Как же он жалел, что продешевил, продавая фотокарточки голых баб! Ну почему он отдал их Амбалу за трешницу?! Ведь перед тем как расплатиться, тот достал из кармана несколько скомканных купюр. Помимо рублей и трешек там было несколько пятерок и даже червонец. А он согласился на такую малость…
Те деньги закончились еще третьего дня, когда Мишка купил четвертинку ржаной буханки. Какой же она показалась вкусной! Он планировал съесть хлеб за гаражами, где облюбовал удобное местечко для ночлега.
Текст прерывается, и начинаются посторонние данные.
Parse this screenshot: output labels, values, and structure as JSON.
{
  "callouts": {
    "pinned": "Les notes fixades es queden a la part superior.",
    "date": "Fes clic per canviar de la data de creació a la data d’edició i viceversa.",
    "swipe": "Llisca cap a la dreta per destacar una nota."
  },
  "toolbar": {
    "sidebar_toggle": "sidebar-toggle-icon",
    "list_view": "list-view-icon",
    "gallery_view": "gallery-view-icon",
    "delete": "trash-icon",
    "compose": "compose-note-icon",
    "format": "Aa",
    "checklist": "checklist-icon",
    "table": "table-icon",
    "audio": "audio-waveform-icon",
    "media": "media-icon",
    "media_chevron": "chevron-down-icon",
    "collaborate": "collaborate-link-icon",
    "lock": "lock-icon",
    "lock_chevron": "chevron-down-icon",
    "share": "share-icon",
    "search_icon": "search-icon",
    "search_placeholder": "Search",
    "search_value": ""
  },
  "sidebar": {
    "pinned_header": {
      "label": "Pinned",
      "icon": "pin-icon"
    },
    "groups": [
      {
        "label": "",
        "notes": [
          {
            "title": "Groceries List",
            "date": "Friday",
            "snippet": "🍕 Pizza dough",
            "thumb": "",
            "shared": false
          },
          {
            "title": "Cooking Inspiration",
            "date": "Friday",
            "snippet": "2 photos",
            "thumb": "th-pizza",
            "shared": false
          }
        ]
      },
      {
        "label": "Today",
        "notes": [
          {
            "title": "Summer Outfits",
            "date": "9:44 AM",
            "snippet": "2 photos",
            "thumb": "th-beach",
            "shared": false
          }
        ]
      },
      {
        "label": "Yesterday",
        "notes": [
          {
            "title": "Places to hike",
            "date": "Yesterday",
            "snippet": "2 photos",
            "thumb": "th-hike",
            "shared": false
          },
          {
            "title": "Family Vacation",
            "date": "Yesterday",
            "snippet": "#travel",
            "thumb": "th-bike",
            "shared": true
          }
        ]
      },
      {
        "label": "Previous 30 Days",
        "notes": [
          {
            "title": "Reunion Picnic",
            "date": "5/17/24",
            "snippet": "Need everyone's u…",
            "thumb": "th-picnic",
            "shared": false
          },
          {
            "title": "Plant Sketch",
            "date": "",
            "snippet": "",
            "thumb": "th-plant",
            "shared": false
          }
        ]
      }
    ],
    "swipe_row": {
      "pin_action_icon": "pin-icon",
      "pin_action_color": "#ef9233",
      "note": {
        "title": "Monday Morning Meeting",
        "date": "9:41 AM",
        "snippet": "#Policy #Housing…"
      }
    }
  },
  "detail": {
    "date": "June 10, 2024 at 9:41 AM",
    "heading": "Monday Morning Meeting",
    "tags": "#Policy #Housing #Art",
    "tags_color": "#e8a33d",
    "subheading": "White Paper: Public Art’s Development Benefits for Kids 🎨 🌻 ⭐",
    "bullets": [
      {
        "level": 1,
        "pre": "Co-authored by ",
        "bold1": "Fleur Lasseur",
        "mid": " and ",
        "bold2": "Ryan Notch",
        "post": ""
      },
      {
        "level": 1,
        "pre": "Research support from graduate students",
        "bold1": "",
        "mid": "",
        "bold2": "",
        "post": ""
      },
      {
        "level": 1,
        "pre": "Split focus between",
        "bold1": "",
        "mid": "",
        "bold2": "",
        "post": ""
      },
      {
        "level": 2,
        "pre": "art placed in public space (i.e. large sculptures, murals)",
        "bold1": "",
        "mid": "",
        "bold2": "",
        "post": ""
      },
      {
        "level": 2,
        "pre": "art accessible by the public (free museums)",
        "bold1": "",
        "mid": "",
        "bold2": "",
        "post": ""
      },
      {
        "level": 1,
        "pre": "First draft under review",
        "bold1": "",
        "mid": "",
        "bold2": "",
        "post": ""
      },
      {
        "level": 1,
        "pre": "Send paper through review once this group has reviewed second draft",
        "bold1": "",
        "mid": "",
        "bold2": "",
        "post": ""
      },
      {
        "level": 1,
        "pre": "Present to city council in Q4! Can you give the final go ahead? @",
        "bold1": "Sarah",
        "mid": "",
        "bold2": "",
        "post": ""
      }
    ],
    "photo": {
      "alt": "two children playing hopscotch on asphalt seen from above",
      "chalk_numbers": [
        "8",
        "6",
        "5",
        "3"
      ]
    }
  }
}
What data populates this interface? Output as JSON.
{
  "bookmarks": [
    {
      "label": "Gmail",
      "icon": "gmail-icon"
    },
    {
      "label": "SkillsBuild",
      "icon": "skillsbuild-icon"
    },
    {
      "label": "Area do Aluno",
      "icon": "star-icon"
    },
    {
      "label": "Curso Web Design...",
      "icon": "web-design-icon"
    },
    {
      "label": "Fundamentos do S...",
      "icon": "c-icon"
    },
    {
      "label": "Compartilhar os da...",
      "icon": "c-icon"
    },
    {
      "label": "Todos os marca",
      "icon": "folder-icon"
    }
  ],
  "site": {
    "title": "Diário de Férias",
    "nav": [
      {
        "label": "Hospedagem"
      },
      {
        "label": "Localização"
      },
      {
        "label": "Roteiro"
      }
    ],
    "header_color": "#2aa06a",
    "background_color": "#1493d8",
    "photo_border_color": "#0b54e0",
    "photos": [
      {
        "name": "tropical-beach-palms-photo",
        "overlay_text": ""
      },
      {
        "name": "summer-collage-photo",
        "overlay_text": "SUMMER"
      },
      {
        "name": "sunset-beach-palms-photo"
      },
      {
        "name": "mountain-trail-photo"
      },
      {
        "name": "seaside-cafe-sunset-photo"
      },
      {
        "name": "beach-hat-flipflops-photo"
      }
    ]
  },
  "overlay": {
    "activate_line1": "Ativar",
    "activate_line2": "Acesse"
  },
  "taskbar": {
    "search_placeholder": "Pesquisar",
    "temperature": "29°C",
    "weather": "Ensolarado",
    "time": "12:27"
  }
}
Но голод так одолевал, что через пару минут от той четвертинки не осталось и следа. Ни единой крошки.
Поравнявшись с очередью, Протасов зачем-то спросил у пожилой тетки:
– Вы последняя?
– Я, сынок, – кивнула она.
– Хлеба много привезли?
– Говорят, дюжину лотков. Вот не знаю, хватит ли нам…
За последние полуголодные дни Мишка узнал много нового. К примеру, подсчитал, сколько буханок хлеба умещается на деревянном лотке. Вот так же стоял в очереди перед распахнутыми магазинными дверями, ждал, когда грузчик перетаскает с машины лотки, и считал. Шестнадцать буханок формового хлеба. Ровно шестнадцать. Сегодня машина привезла в магазин на Марксистской дюжину лотков. Значит, всего…
Он задумался, решая в уме задачку из начальных классов. Мозги от недоедания и плохого сна соображали туго.
«Сто девяносто две, – наконец справился он. – В очереди человек сорок. Должно хватить, даже если на руки будут давать по три буханки». Мишка приободрился, но радость была недолгой. Что толку от расчетов, если мелочи не хватит даже на четвертинку?
Он потоптался на месте, не зная, как поступить. Вздохнув, Мишка хотел было покинуть очередь, но позади вдруг кто-то проскрипел:
– Последний?
– Да, – обернулся он.
К очереди неслышно подошел седой старик в очках. Поковыряв палкой асфальт, будто проверяя его на прочность, он занял место в хвосте. Потом вытянул из кармана помятый платок, снял очки и принялся протирать толстые стекла…
Очередь продвигалась медленно. Каждые пару минут из дверей магазина спешно выходил счастливый покупатель, обнимая одну, две, а иной раз и три буханки темного хлеба. Вместе с очередью двигался и Мишка. И чем меньше оставалось до заветной двери, тем сильнее он злился на самого себя.
Зачем он подошел к магазину? Зачем побеспокоил бабку и встал за ней? С какой целью шаг за шагом приближается он к прилавку?
Протасов понимал, что совершает глупость, но поделать с собой ничего не мог. Чем ближе он подходил к магазину, тем сильнее и соблазнительнее становился запах свежеиспеченного хлеба. Воображение рисовало живую картинку: как он отламывает от буханки ломоть с хрустящей корочкой, как подносит его ко рту… Мишка вздыхал, давился тягучей слюной и упорно двигался вслед за бабкой…
Оказавшись в магазине, он уже точно знал, что без хлеба отсюда не выйдет. Либо схватит с прилавка буханку и убежит, либо… Еще на улице его взгляд привлекла висевшая на бабкиной руке хозяйственная сумка. Старая дерматиновая сумка с облупившимися боками и истертыми до суровых нитей ручками. Ни молнии сверху, ни замков. Стоило выбрать подходящий момент, осторожно просунуть между ручек ладонь, нащупать бабкин кошелек и так же осторожно его вытащить.
Обстановка была подходящей. Тесная утроба хлебного магазинчика освещалась единственной электрической лампочкой, висевшей аккурат над прилавком; еще немного света проникало через небольшое окошко, забранное ржавой решеткой. Тем не менее здесь было настолько темно, что едва различались хмурые лица покупателей. Очередь была плотной лишь до порога, а дальше разряжалась, и в самом магазине народу толкалось немного – человек пять или шесть. Регулировкой занималась сама продавщица.